Political theatre? There’s no shortage at the moment it seems. Because Katori Hall‘s new play The Mountaintrop at the Trafalgar Studios portrays a tight duo acting out Martin Luther King’s life just 24 hrs before he was assassinated. It’s a real huis clos in that everything takes place within a hotel room – between King and a flirty chambermaid convincingly and charmingly played by Lorraine Burrough. David Harewood is impressive as King but that tremolo voice is just too much.

Outside that theatre is – surprise surprise – Trafalgar Square itself, popular with pigeons and tourists. And here we snatched a glimpse or two of the Fourth Plinth, a very British curiosity.
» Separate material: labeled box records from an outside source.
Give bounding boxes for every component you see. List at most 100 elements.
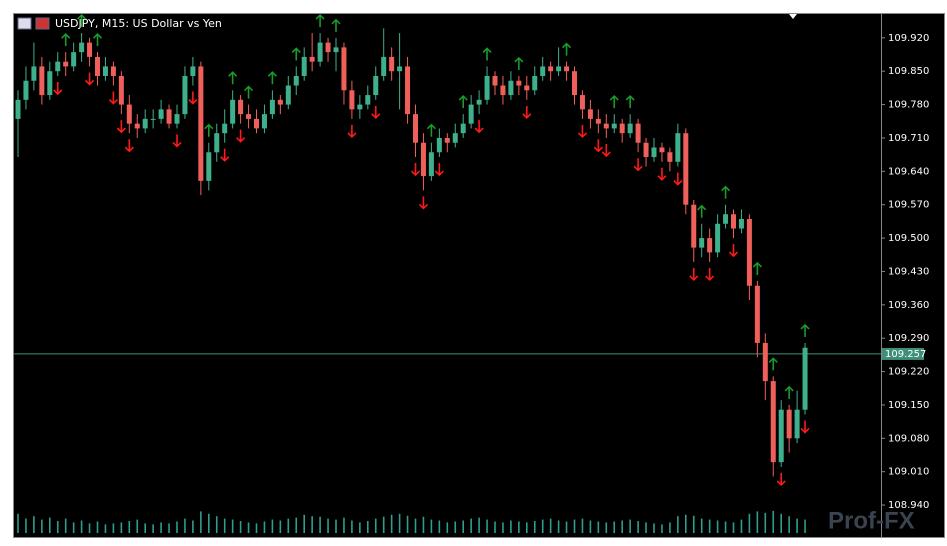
candle-body [556,66,562,72]
candle-body [142,118,148,129]
watermark: Prof-FX [828,507,915,534]
candle-body [158,109,164,119]
candle-body [293,75,299,86]
candle-body [95,56,100,76]
up-signal [92,33,103,47]
candle-body [285,85,291,105]
candle-body [325,42,331,53]
up-signal [625,94,635,109]
candle-body [15,99,21,119]
candle-body [428,152,434,177]
candle-body [47,71,53,96]
candle-body [595,118,601,124]
candle-body [79,42,85,53]
candle-body [770,381,776,463]
down-signal [673,172,683,186]
candle-body [667,152,673,162]
candle-body [762,342,768,382]
candle-body [579,95,585,110]
up-signal [720,185,731,199]
down-signal [53,81,63,96]
candle-body [564,66,570,72]
down-signal [689,267,699,282]
candle-body [611,123,617,129]
candle-body [675,133,681,162]
candle-body [715,223,721,253]
candle-body [309,56,315,62]
candle-body [238,99,244,115]
y-tick-label: 109.430 [888,266,929,277]
candle-body [707,238,713,253]
y-tick-label: 109.080 [888,433,929,444]
candle-body [723,214,729,224]
candle-body [150,118,156,120]
candle-body [246,114,252,119]
candle-body [444,137,450,143]
up-signal [243,85,254,99]
candle-body [373,75,379,96]
up-signal [458,94,468,109]
candle-body [738,219,744,229]
candle-body [699,238,705,248]
down-signal [776,472,786,487]
up-signal [697,204,707,218]
candle-body [420,142,426,177]
up-signal [267,71,277,85]
y-tick-label: 109.500 [888,233,929,244]
up-signal [768,357,778,371]
candle-body [397,66,403,72]
candle-body [55,61,61,72]
candle-body [301,56,307,76]
candle-body [31,66,37,81]
down-signal [84,72,95,86]
down-signal [418,196,429,210]
down-signal [474,120,484,134]
candle-body [643,142,649,158]
candle-body [23,80,29,100]
y-tick-label: 109.220 [888,367,929,378]
candle-body [405,66,411,115]
current-price-label: 109.257 [885,349,926,360]
candle-body [651,147,657,158]
candle-body [341,47,347,91]
candle-body [460,123,466,134]
candle-body [436,137,442,153]
down-signal [116,120,126,134]
up-signal [61,33,71,47]
candle-body [627,123,633,134]
candle-body [63,61,69,67]
candle-body [182,75,188,115]
candle-body [508,80,514,96]
candle-body [587,109,593,119]
candle-body [778,409,784,463]
y-tick-label: 109.150 [888,400,929,411]
candle-body [214,133,220,153]
candle-body [683,133,689,205]
y-tick-label: 109.640 [888,166,929,177]
down-signal [705,267,715,282]
down-signal [410,163,421,177]
candle-body [516,80,522,86]
down-signal [522,105,532,119]
up-signal [315,13,325,28]
candle-body [794,409,800,439]
up-signal [482,47,492,61]
y-tick-label: 109.570 [888,200,929,211]
candle-body [206,152,212,181]
down-signal [124,139,134,153]
candle-body [524,85,530,91]
candle-body [365,95,371,105]
candle-body [269,99,275,115]
up-signal [426,123,436,137]
candle-body [452,133,458,143]
up-signal [609,94,619,109]
candle-body [230,99,236,124]
candle-body [261,114,267,129]
candle-body [134,123,140,129]
candle-body [389,56,395,72]
candle-body [802,347,808,410]
up-signal [800,323,810,337]
candle-body [532,75,538,91]
down-signal [633,158,643,172]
The empty plinth (one of four in each corner of this vintage square, the others being occupied by very establishment bronze statues) is being occupied for several weeks by a rota of ‘artists’, whether amateur or professional. They each have an hour to do what they like – sit and meditate, watch the audience, spout Shakespeare, drink, talk, eat, star-gaze – whatever. In some ways this is England at its best: flakey, eccentric, open-minded, not always successful. But it’s a form of street theatre with plenty of spin conceived by maverick sculptor, Anthony Gormley.

That’s enough for now – next stop, Glyndbourne.

ps Anyone coming to London should see War Horse, now playing at the New London Theatre, a play that ingeniously uses full-scale articulated horses to create a real emotion-bender of a story set in WWI. It opened at the National Theatre a year or so ago – although it’s for children, EVERY adult is completely enthralled.